FABULOUS work. THANK YOU!!

Bojan Koprivica said...

floydarogers,

Thanks and you are absolutely right. What this model doesn’t account for is the “element of surprise”, such as a pitch inside when it should be outside, a fastball instead of a curveball and such (not that a pitch 10 feet in front of the catcher is not a “surprise”).

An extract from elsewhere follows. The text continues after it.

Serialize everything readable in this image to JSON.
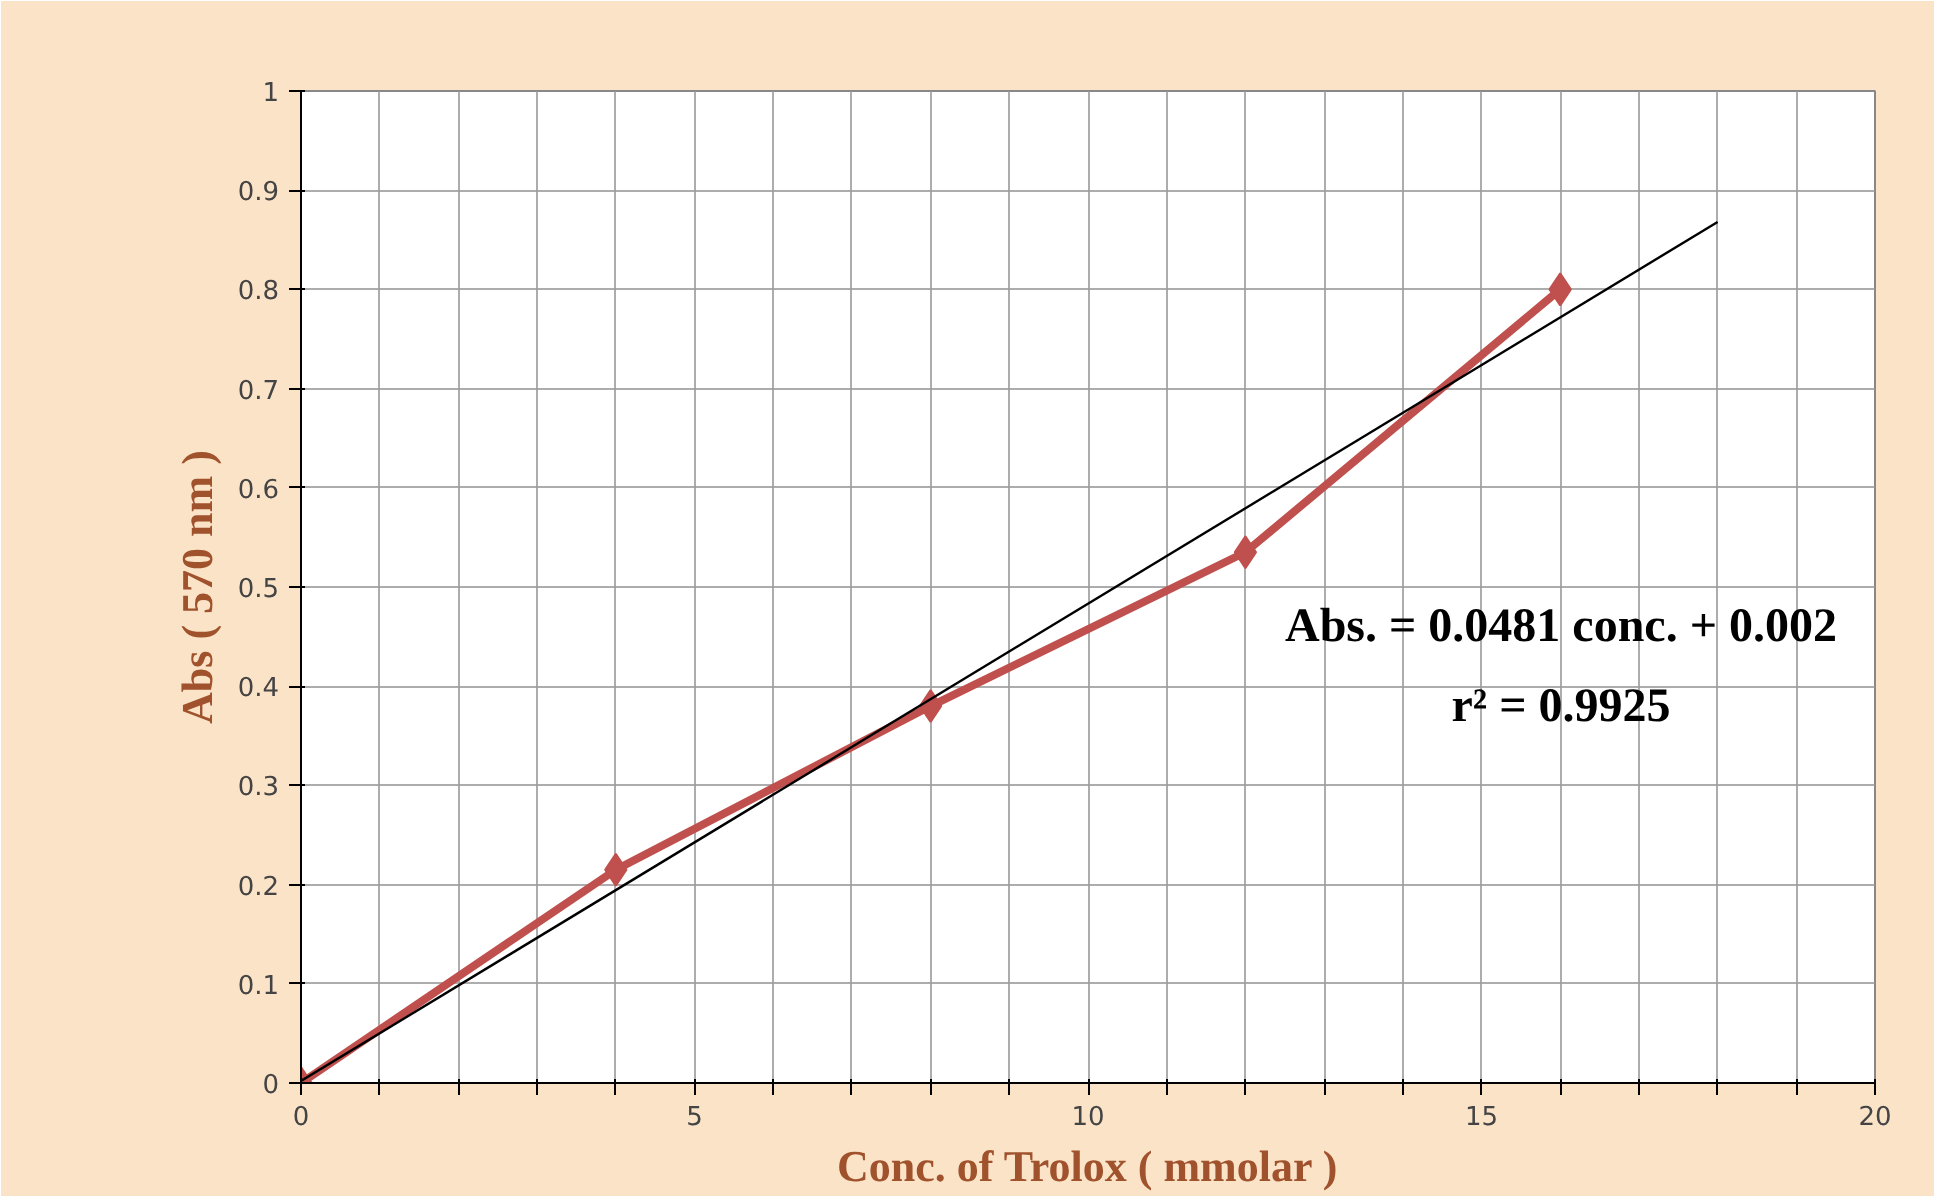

I am afraid you are also correct on the difficulty of implementing it into the model, at least with the data that is publicly available to me right now.

Tim_the_Beaver said...

great post for THT and glad you shared with AN. just fantastic. Can I start calling you ‘Bro’jan?

Brandon T said...

Great work! This answers a question that’s been around for a long time. Once question, though: if we throw out Wakefield for 2011 (both easy to steal on and hrad to catch), where does Salty end up, i.e. what’s his true talent, non-knuckleball division?

Bojan Koprivica said...

Brandon, I don’t have the “making of” numbers for throwing out baserunners, so I can only go with the final number that FanGraphs offers. Sorry.

As for blocking pitches, if we remove knuckleballs out of the equation, we are left with following:

cPP = cPP(all) – cPP(KN) = 86-2 = 84

PP = PP(all) – PP(KN) = 117-32 = 85

Sample size = 10075 – 510 = 9565

So, without having to worry about Wakefield’s knuckleball, Salty appears to be perfectly average in blocking pitches.